La publicidad de la contraportada la coloca entre las cien mejores obras de la literatura yiddish y eso ya nos hace sospechar un poco, porque entrar entre los cien primeros casi nos parece indicar que estas entre los 10 últimos antes que entre los diez primeros. Lo ponen al lado de Isaak Babel o Imre Kertész y va a ser que no.

El mayor problema de este libro es que es una novela del siglo XIX escrita en el siglo XX. Un remake de Papa Goriot, crisis financiera incluída. La prosa se lee con gusto, pero no es especialmente brillante. Sí son memorables el retrato de época y la extensa galería de personajes, nobles arruinados, judíos respetables, taberneros de malas artes, lumpen… una sociedad que estaba a punto de desaparecer y de la que el autor da testimonio.

El conjunto, pese a su monumental extensión, merece la pena. Está bien haberla recuperado y editado tan bien, con un excelente prólogo que la pone en su contexto y una portada de Chagall que era amigo del autor. Pero no es una obra cumbre de la literatura (que tampoco hace falta, claro).

Me he enterado de muchas cosas, que había un rabino aragonés del siglo XI llamado Bahya ben Yosef Ibn Paquda, que la crisis de confianza no es algo de ahora (ver extracto) y que la hija del autor murió en 1942 en Leningrado y su padre le escribió esta conmovedora dedicatoria:

Mi niña,
mi desdichada hija, Hádele,
trágicamente perecida.
Nacida en julio de 1913, en Zhitomir.
Fallecida en la primavera de 1942, en Leningrado.
Que el corazón roto de tu padre sirva de lápida
sobre tu perdido sepulcro.
Sea este libro dedicado a tu eterno y sagrado recuerdo

Tu padre, el autor
Der Níster

Aquí lo consideran imprescindible: Der Níster: La familia Máshber, aquí prácticamente también: “La familia Máshber”, de Der Níster y el excelente niño vampiro: La caída de la casa Máshber aprovecha para hablar de todo un poco en una reseña muy interesante que se atreve a no poner el libro por las nubes y es más equilibrado.

Calificación: Bueno.

Extractos:
Se presentaban allí a destiempo y sin ser invitados.
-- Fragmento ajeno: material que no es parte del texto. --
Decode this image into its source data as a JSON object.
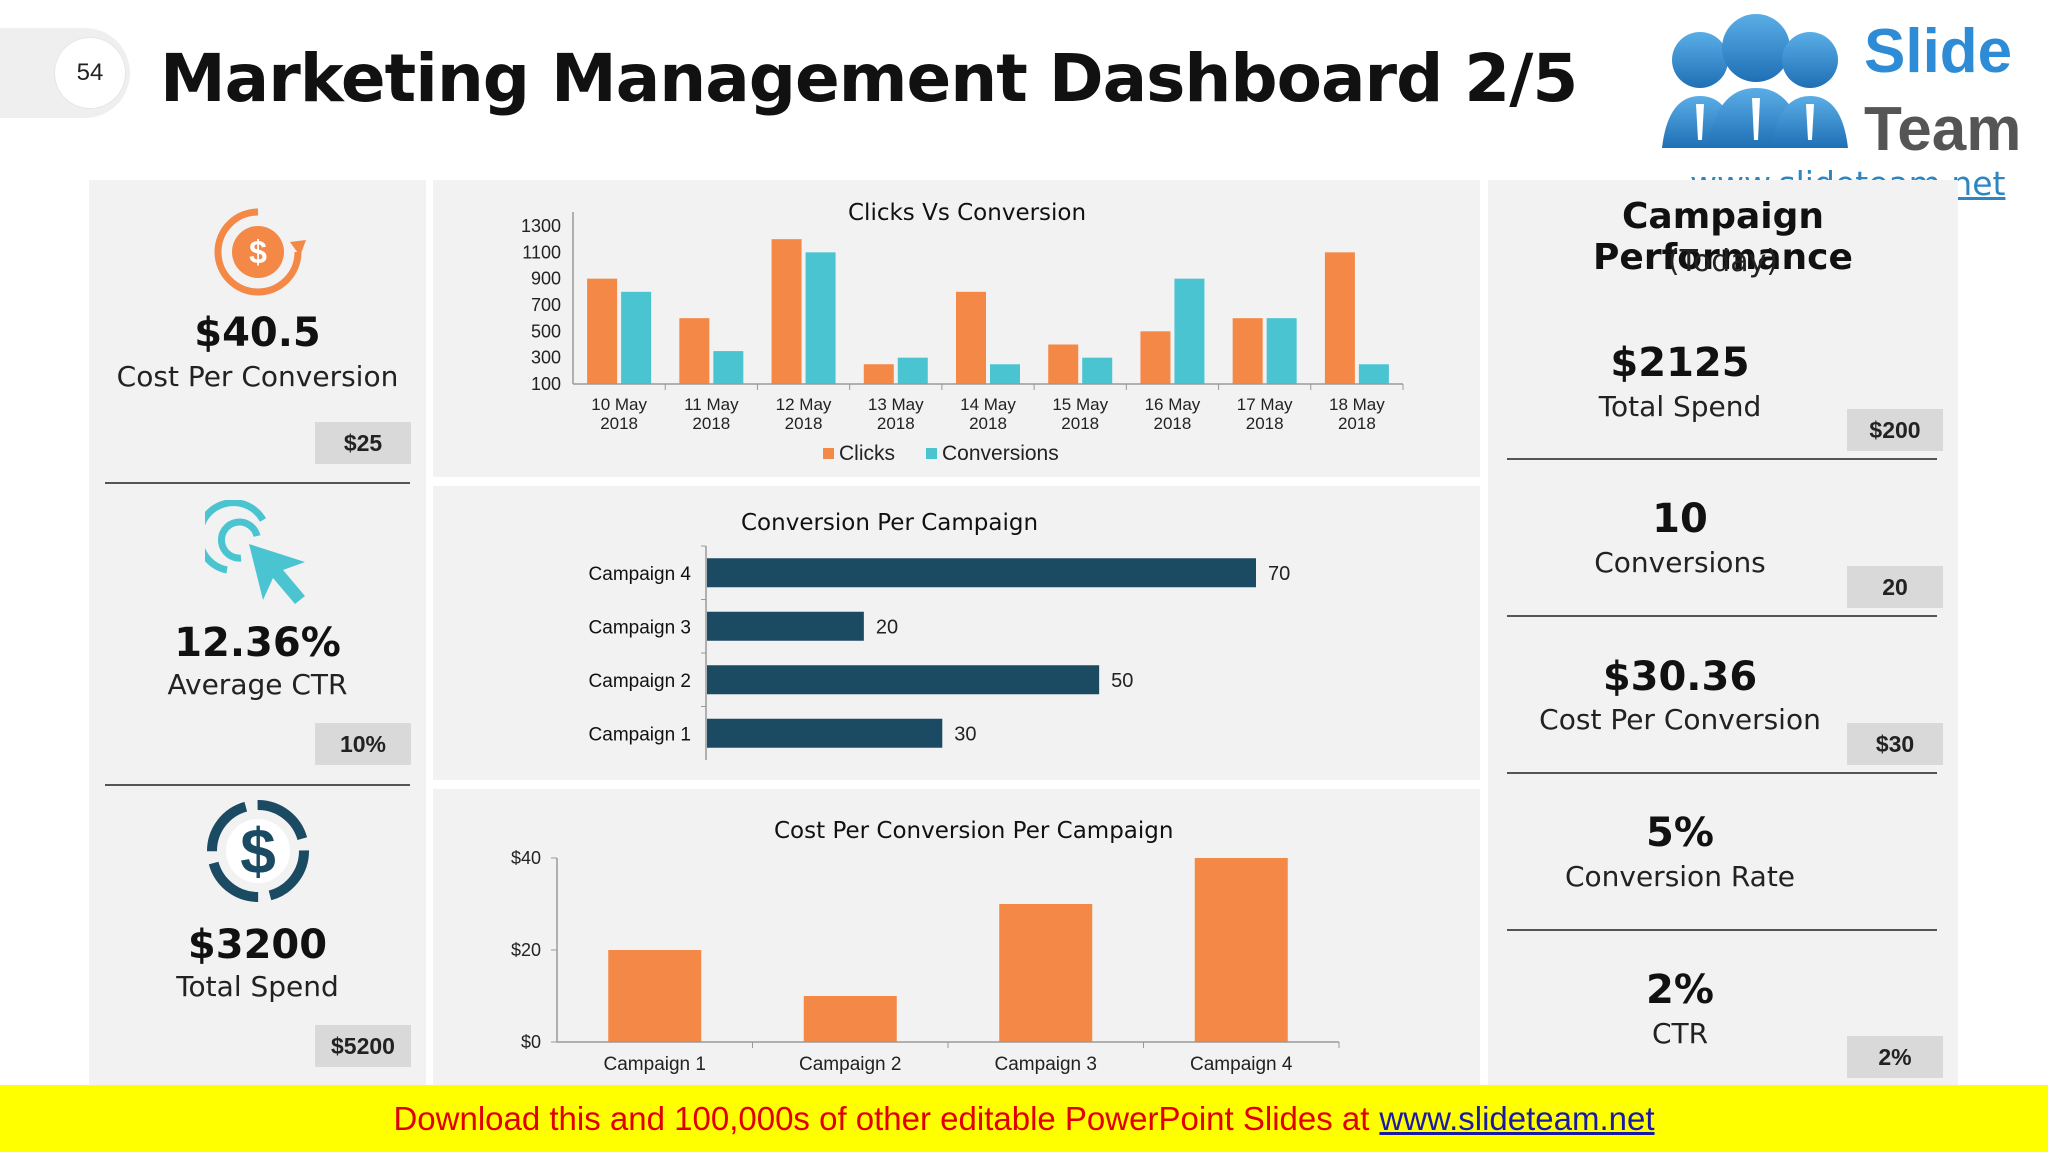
{
  "slide_number": "54",
  "title": "Marketing Management Dashboard 2/5",
  "logo": {
    "line1": "Slide",
    "line2": "Team",
    "url": "www.slideteam.net"
  },
  "colors": {
    "orange": "#f48847",
    "teal": "#4bc4d2",
    "navy": "#1b4a63",
    "panel": "#f2f2f2",
    "target_box": "#d9d9d9",
    "banner": "#ffff00",
    "banner_text": "#e00000"
  },
  "left_kpis": [
    {
      "icon": "dollar-refresh-icon",
      "value": "$40.5",
      "label": "Cost Per Conversion",
      "target": "$25"
    },
    {
      "icon": "cursor-click-icon",
      "value": "12.36%",
      "label": "Average CTR",
      "target": "10%"
    },
    {
      "icon": "dollar-circle-icon",
      "value": "$3200",
      "label": "Total Spend",
      "target": "$5200"
    }
  ],
  "campaign_performance": {
    "title": "Campaign Performance",
    "subtitle": "(Today)",
    "items": [
      {
        "value": "$2125",
        "label": "Total Spend",
        "target": "$200"
      },
      {
        "value": "10",
        "label": "Conversions",
        "target": "20"
      },
      {
        "value": "$30.36",
        "label": "Cost Per Conversion",
        "target": "$30"
      },
      {
        "value": "5%",
        "label": "Conversion Rate",
        "target": ""
      },
      {
        "value": "2%",
        "label": "CTR",
        "target": "2%"
      }
    ]
  },
  "chart_data": [
    {
      "type": "bar",
      "title": "Clicks Vs Conversion",
      "categories": [
        [
          "10 May",
          "2018"
        ],
        [
          "11 May",
          "2018"
        ],
        [
          "12 May",
          "2018"
        ],
        [
          "13 May",
          "2018"
        ],
        [
          "14 May",
          "2018"
        ],
        [
          "15 May",
          "2018"
        ],
        [
          "16 May",
          "2018"
        ],
        [
          "17 May",
          "2018"
        ],
        [
          "18 May",
          "2018"
        ]
      ],
      "series": [
        {
          "name": "Clicks",
          "color": "#f48847",
          "values": [
            900,
            600,
            1200,
            250,
            800,
            400,
            500,
            600,
            1100
          ]
        },
        {
          "name": "Conversions",
          "color": "#4bc4d2",
          "values": [
            800,
            350,
            1100,
            300,
            250,
            300,
            900,
            600,
            250
          ]
        }
      ],
      "yticks": [
        "1300",
        "1100",
        "900",
        "700",
        "500",
        "300",
        "100"
      ],
      "ylim": [
        100,
        1300
      ],
      "legend": "bottom"
    },
    {
      "type": "bar",
      "orientation": "horizontal",
      "title": "Conversion Per Campaign",
      "categories": [
        "Campaign 4",
        "Campaign 3",
        "Campaign 2",
        "Campaign 1"
      ],
      "values": [
        70,
        20,
        50,
        30
      ],
      "value_labels": [
        "70",
        "20",
        "50",
        "30"
      ],
      "xlim": [
        0,
        70
      ],
      "color": "#1b4a63"
    },
    {
      "type": "bar",
      "title": "Cost Per Conversion Per Campaign",
      "categories": [
        "Campaign 1",
        "Campaign 2",
        "Campaign 3",
        "Campaign 4"
      ],
      "values": [
        20,
        10,
        30,
        40
      ],
      "yticks": [
        "$40",
        "$20",
        "$0"
      ],
      "ylim": [
        0,
        40
      ],
      "color": "#f48847"
    }
  ],
  "banner": {
    "text": "Download this and 100,000s of other editable PowerPoint Slides at",
    "link": "www.slideteam.net"
  }
}
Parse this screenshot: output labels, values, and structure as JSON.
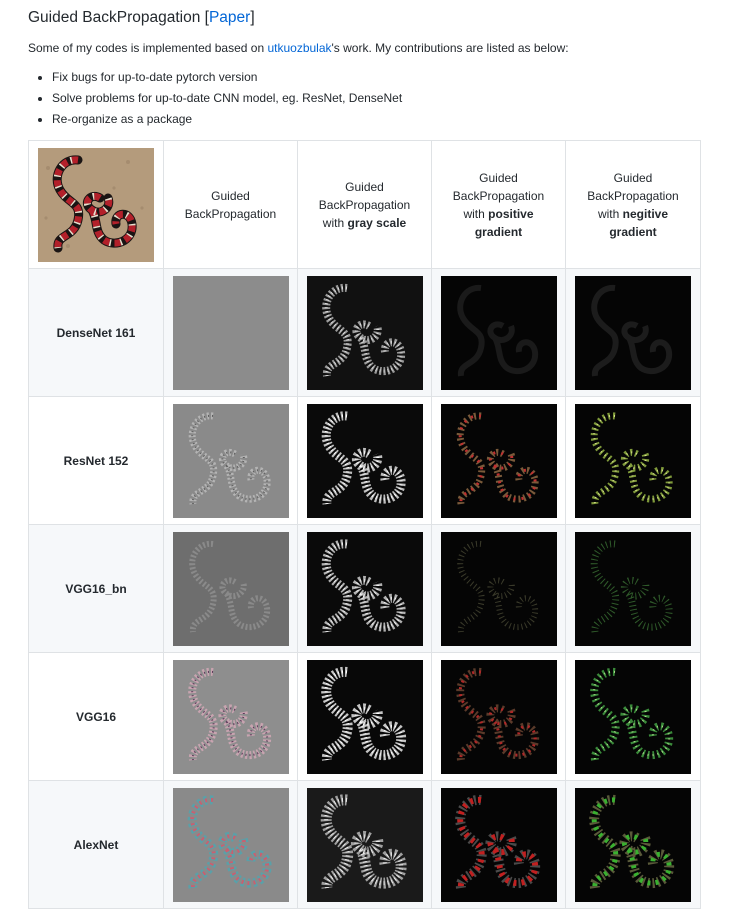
{
  "heading": {
    "title": "Guided BackPropagation",
    "bracket_open": "[",
    "link_label": "Paper",
    "bracket_close": "]"
  },
  "intro": {
    "prefix": "Some of my codes is implemented based on ",
    "link_label": "utkuozbulak",
    "suffix": "'s work. My contributions are listed as below:"
  },
  "contributions": [
    "Fix bugs for up-to-date pytorch version",
    "Solve problems for up-to-date CNN model, eg. ResNet, DenseNet",
    "Re-organize as a package"
  ],
  "table": {
    "header": {
      "col1": {
        "l1": "Guided",
        "l2": "BackPropagation"
      },
      "col2": {
        "l1": "Guided",
        "l2": "BackPropagation",
        "l3a": "with ",
        "l3b": "gray scale"
      },
      "col3": {
        "l1": "Guided",
        "l2": "BackPropagation",
        "l3a": "with ",
        "l3b": "positive",
        "l4": "gradient"
      },
      "col4": {
        "l1": "Guided",
        "l2": "BackPropagation",
        "l3a": "with ",
        "l3b": "negitive",
        "l4": "gradient"
      }
    },
    "rows": [
      {
        "model": "DenseNet 161"
      },
      {
        "model": "ResNet 152"
      },
      {
        "model": "VGG16_bn"
      },
      {
        "model": "VGG16"
      },
      {
        "model": "AlexNet"
      }
    ]
  },
  "colors": {
    "link": "#0366d6",
    "text": "#24292e",
    "border": "#dfe2e5",
    "row_alt_bg": "#f6f8fa"
  }
}
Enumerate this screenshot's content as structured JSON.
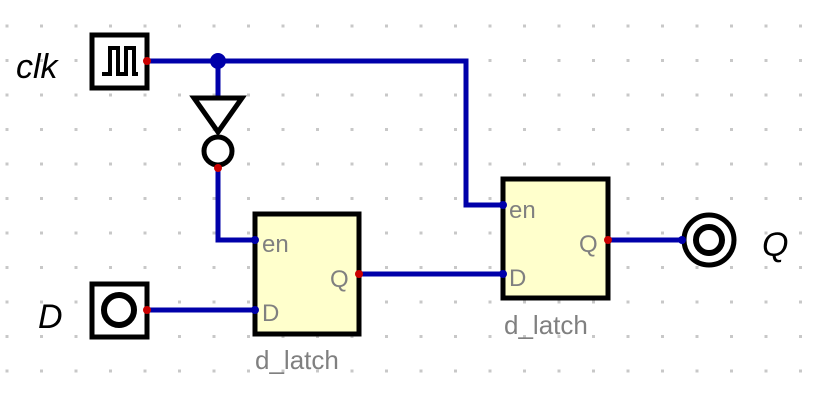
{
  "inputs": {
    "clk": {
      "label": "clk"
    },
    "d": {
      "label": "D"
    }
  },
  "outputs": {
    "q": {
      "label": "Q"
    }
  },
  "latches": [
    {
      "name": "d_latch",
      "port_en": "en",
      "port_d": "D",
      "port_q": "Q"
    },
    {
      "name": "d_latch",
      "port_en": "en",
      "port_d": "D",
      "port_q": "Q"
    }
  ],
  "colors": {
    "wire": "#0000aa",
    "pin": "#cc0000",
    "latch_fill": "#ffffcc",
    "grid_dot": "#c8c8c8"
  },
  "icons": {
    "clock": "clock-source-icon",
    "input": "input-pin-icon",
    "output": "output-pin-icon",
    "inverter": "not-gate-icon"
  }
}
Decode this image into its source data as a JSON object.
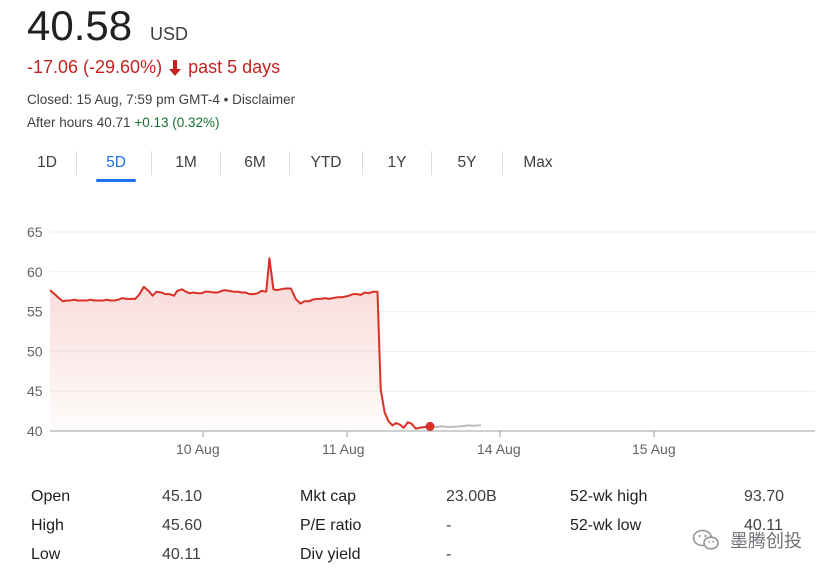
{
  "quote": {
    "price": "40.58",
    "currency": "USD",
    "change": "-17.06 (-29.60%)",
    "period": "past 5 days",
    "closed": "Closed: 15 Aug, 7:59 pm GMT-4 • Disclaimer",
    "after_hours_prefix": "After hours 40.71 ",
    "after_hours_change": "+0.13 (0.32%)"
  },
  "tabs": [
    {
      "label": "1D",
      "active": false
    },
    {
      "label": "5D",
      "active": true
    },
    {
      "label": "1M",
      "active": false
    },
    {
      "label": "6M",
      "active": false
    },
    {
      "label": "YTD",
      "active": false
    },
    {
      "label": "1Y",
      "active": false
    },
    {
      "label": "5Y",
      "active": false
    },
    {
      "label": "Max",
      "active": false
    }
  ],
  "colors": {
    "line": "#d93025",
    "fill_top": "#f6d0cd",
    "after_hours_line": "#bdbdbd",
    "grid": "#eeeeee",
    "baseline": "#9aa0a6",
    "marker": "#d93025"
  },
  "chart_data": {
    "type": "line",
    "title": "",
    "xlabel": "",
    "ylabel": "",
    "ylim": [
      40,
      65
    ],
    "yticks": [
      "65",
      "60",
      "55",
      "50",
      "45",
      "40"
    ],
    "xticks": [
      "10 Aug",
      "11 Aug",
      "14 Aug",
      "15 Aug"
    ],
    "grid": true,
    "series": [
      {
        "values": [
          57.7,
          57.3,
          56.8,
          56.3,
          56.4,
          56.4,
          56.5,
          56.4,
          56.4,
          56.4,
          56.5,
          56.4,
          56.4,
          56.4,
          56.5,
          56.4,
          56.4,
          56.5,
          56.7,
          56.6,
          56.6,
          56.6,
          57.1,
          58.1,
          57.6,
          57.0,
          57.5,
          57.4,
          57.2,
          57.2,
          57.0,
          57.6,
          57.8,
          57.5,
          57.3,
          57.4,
          57.3,
          57.3,
          57.5,
          57.5,
          57.4,
          57.4,
          57.6,
          57.7,
          57.6,
          57.5,
          57.5,
          57.4,
          57.4,
          57.2,
          57.2,
          57.3,
          57.6,
          57.5,
          61.7,
          57.8,
          57.7,
          57.8,
          57.9,
          57.9,
          56.6,
          56.0,
          56.3,
          56.3,
          56.5,
          56.6,
          56.6,
          56.7,
          56.6,
          56.7,
          56.8,
          56.8,
          56.9,
          57.0,
          57.2,
          57.2,
          57.1,
          57.4,
          57.3,
          57.5,
          57.5,
          45.2,
          42.3,
          41.2,
          40.7,
          41.0,
          40.8,
          40.4,
          41.1,
          40.9,
          40.3,
          40.4,
          40.5,
          40.58
        ],
        "x_hours": [
          0.0,
          0.45,
          1.0,
          1.6,
          2.1,
          2.5,
          3.1,
          3.5,
          4.1,
          4.6,
          5.1,
          5.6,
          6.2,
          6.7,
          7.1,
          7.6,
          8.1,
          8.6,
          9.1,
          9.6,
          10.1,
          10.7,
          11.2,
          11.8,
          12.4,
          12.9,
          13.4,
          14.0,
          14.5,
          15.0,
          15.6,
          16.0,
          16.6,
          17.1,
          17.6,
          18.0,
          18.6,
          19.1,
          19.5,
          20.0,
          20.6,
          21.1,
          21.6,
          22.0,
          22.5,
          23.1,
          23.6,
          24.1,
          24.6,
          25.1,
          25.6,
          26.1,
          26.6,
          27.2,
          27.6,
          28.1,
          28.5,
          29.0,
          29.6,
          30.3,
          30.9,
          31.5,
          32.0,
          32.6,
          33.0,
          33.6,
          34.1,
          34.6,
          35.1,
          35.6,
          36.1,
          36.6,
          37.2,
          37.6,
          38.1,
          38.6,
          39.1,
          39.6,
          40.1,
          40.6,
          41.2,
          41.6,
          42.1,
          42.6,
          43.1,
          43.5,
          44.0,
          44.5,
          45.0,
          45.5,
          46.0,
          46.5,
          47.2,
          47.8
        ]
      },
      {
        "values": [
          40.58,
          40.5,
          40.6,
          40.5,
          40.55,
          40.6,
          40.7,
          40.65,
          40.71
        ],
        "x_hours": [
          47.8,
          48.6,
          49.4,
          50.2,
          51.0,
          51.8,
          52.6,
          53.4,
          54.2
        ]
      }
    ]
  },
  "stats": [
    [
      {
        "label": "Open",
        "value": "45.10"
      },
      {
        "label": "High",
        "value": "45.60"
      },
      {
        "label": "Low",
        "value": "40.11"
      }
    ],
    [
      {
        "label": "Mkt cap",
        "value": "23.00B"
      },
      {
        "label": "P/E ratio",
        "value": "-"
      },
      {
        "label": "Div yield",
        "value": "-"
      }
    ],
    [
      {
        "label": "52-wk high",
        "value": "93.70"
      },
      {
        "label": "52-wk low",
        "value": "40.11"
      }
    ]
  ],
  "watermark": {
    "text": "墨腾创投",
    "icon": "wechat-icon"
  }
}
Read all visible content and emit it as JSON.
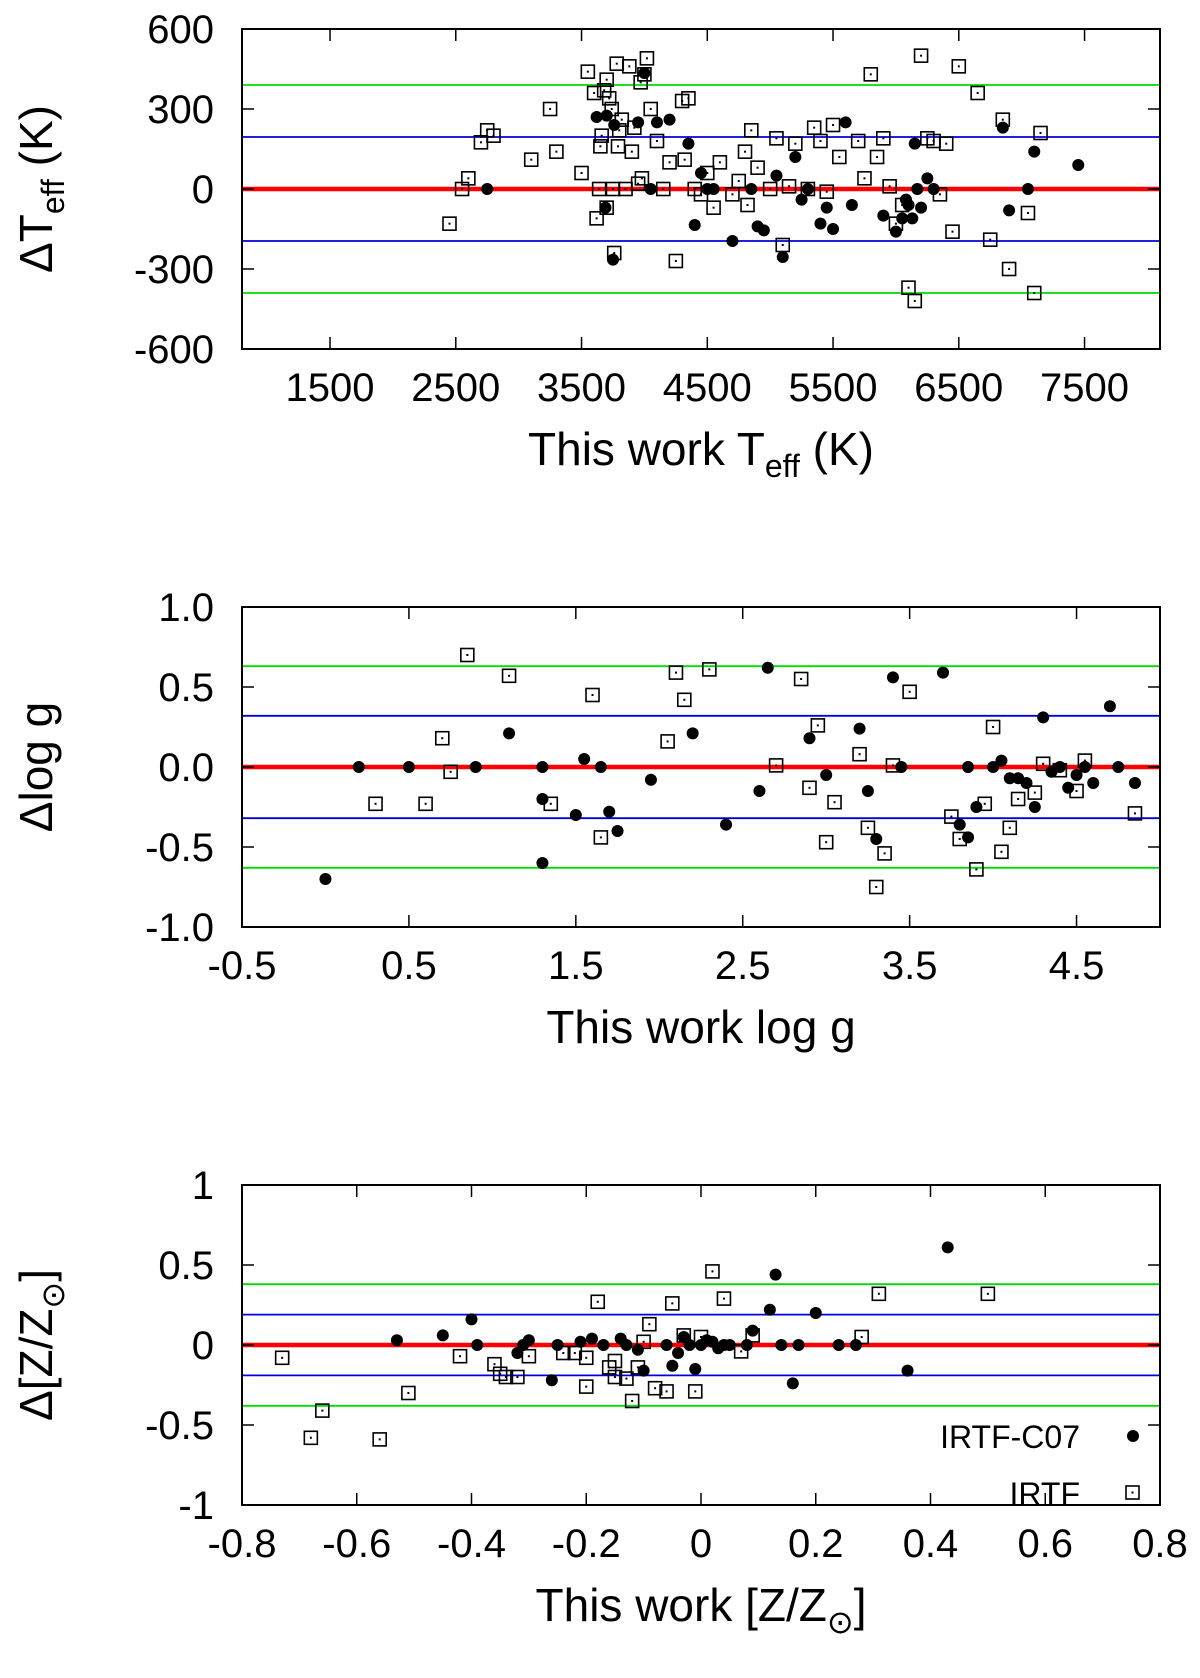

Medio avergonzada y careciendo de palabras —como suele ocurrir cuando uno se presenta ante un alto personaje de los negocios y su propia lengua no lo ayuda a decir lo que quiere—, la persona que, digamos, ahorraba el dinero para la dote de la hija o lo guardaba para abrir un pequeño comercio, empezaba a balbucear en una especie de lenguaje de mudos:
—He oído… En la ciudad corren algunos rumores… ¿Tal vez… sería posible… que me dieran ahora… precisamente ahora… o sea hoy… mi dinero?
—¿Qué ha sucedido? —le preguntaban en el despacho . ¿Ha vencido el plazo de su pagaré?
—No, el plazo todavía no —respondía—. ¿Quién ha hablado del plazo? Por mí el dinero podía quedarse durante varios plazos… Pero si en la ciudad se habla, si corren rumores…
—¿Qué rumores? —empezaban ya a preguntar a aquella persona en un tono más airado.
—Algo así como que los nobles dispararon, dicen…
—¿Y qué? —le contestaban jocosamente—. ¿La bala le alcanzó a usted? Váyase a casa con salud —añadían—, y cuando venza el plazo y usted quiera sacar su dinero, será un honor para nosotros entregárselo, pero antes del plazo no hay dinero. Antes del plazo no se paga. Vuelva a casa con salud.
Así les respondían los empleados y contables que habían recibido el encargo de atender a esa clase de personas. Y aquellos pobres individuos se marchaban con lo mismo que habían venido, aunque más tranquilos por el hecho de haber visitado el despacho vestidos con el gabán de shabbat, pues sólo con esto ya se sentían en cierta medida socios del negocio.
Había, no obstante, entre esas personas alguna más osada y menos amedrentada —su miedo se había reducido en la medida en que había aumentado su inquietud— que desde el principio, en cuanto se presentaba en el despacho, evitaba a los empleados de menor nivel y, cuando se le preguntaba a quién buscaba, respondía enseguida mencionando los nombres de los propietarios del negocio:
—A reb Moishe Máshber o al yerno que lo representa.
—¿Tal vez podría usted decírnoslo a «nosotros»? —preguntaban los empleados—. Los propietarios están ocupados.
—No importa. Puedo esperar.
Y estas personas se quedaban esperando hasta que finalmente les permitían entrar ante Moishe, deseosas de averiguar si era verdad lo que se decía. Querían ver cuál era su porte, su aspecto, y cómo hablaba con los acreedores, pues así les quedaría claro hasta qué punto era cierto lo que se rumoreaba o bien era un cuento inventado y una falsedad.
A Moishe Máshber algunas de estas visitas le causaban una penosa impresión. Más de una vez sentía ganas de gritarles, casi de echarles, pero como la situación era realmente grave y recibir con mala cara a esta clase de acreedores podía ser mal interpretado de hacerse público, se esforzaba por contener su rabia. Lo hacía, sin embargo, a un alto precio. Con frecuencia, cuando se marchaban, Moishe suspiraba en silencio y permanecía largo rato sentado, hundido en su sillón. Cuando ya sentía que le faltaba aire, buscaba el abrigo para salir a la calle.
Aún peor: había algunos a quienes acudir a las oficinas les parecía poco y se dirigían a casa de Moishe. Eran personas que se consideraban algo emparentadas con él o que viajaban con él a visitar al mismo rebbe, o que rezaban con él en el mismo oratorio, etc. Estos calculaban la hora a la que Moishe no estaría en la vivienda y se presentaban ante Guitl o sus hijas. Desde el principio utilizaban un tono como si se estuviera en vísperas de una bancarrota segura y con suaves palabras se quejaban a las mujeres, apelando a su tierna conciencia.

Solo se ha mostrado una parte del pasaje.